It is possible that Petr Terentyevich might have backed down (meaning he very likely would have backed down) under different circumstances, but the struggle over the move seemed like an unexpected struggle for his very life. He exhibited an inflexibility that did not really typify his relationship with his wife. He had his name removed from government registries (for which his wife cursed him, daily), resigned from his previous job, and anxiously groped at the lymph nodes around his armpits.
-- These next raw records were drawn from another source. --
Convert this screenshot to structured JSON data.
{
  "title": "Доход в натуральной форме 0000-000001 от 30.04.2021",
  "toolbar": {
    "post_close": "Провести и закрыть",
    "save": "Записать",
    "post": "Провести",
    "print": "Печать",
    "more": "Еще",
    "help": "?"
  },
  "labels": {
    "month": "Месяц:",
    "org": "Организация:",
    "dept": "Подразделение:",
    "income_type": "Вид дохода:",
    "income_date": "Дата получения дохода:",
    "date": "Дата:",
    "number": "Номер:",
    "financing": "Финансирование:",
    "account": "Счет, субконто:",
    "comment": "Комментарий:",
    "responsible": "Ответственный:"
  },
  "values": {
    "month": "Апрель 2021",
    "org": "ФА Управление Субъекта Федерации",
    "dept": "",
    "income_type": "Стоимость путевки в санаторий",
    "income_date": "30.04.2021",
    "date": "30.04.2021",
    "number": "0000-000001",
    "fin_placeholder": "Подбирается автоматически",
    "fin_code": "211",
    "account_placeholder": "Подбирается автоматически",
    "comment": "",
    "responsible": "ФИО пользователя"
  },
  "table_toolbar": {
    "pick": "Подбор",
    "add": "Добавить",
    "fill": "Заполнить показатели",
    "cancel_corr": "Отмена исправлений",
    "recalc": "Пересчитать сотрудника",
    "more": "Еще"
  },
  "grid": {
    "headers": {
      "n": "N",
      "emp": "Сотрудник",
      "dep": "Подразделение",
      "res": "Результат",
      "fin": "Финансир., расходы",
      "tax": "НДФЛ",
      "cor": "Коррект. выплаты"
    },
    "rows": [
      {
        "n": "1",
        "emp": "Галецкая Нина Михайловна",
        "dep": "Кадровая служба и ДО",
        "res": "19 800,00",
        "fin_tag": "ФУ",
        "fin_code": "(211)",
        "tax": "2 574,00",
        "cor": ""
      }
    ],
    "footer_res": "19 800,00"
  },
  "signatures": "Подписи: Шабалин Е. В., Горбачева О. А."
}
Galina Artemovna, who had already mourned her husband mentally, even before his Crimean trip (she regarded his illness in all seriousness), was perplexed by Petr Terentyevich’s obstinacy. The hope of maintaining the housing that was provided to him as a civil defense representative (and, according to rumors, an employee of certain other government agencies), reconciled her to her husband’s possible death. Frightened by his feverishness to move, she stealthily clarified her right to their aforementioned living space and bitterly established that in the event of her husband’s death or departure, the real estate would automatically return to the government. Galina Artemovna’s stance softened as a result. She preferred departure to death.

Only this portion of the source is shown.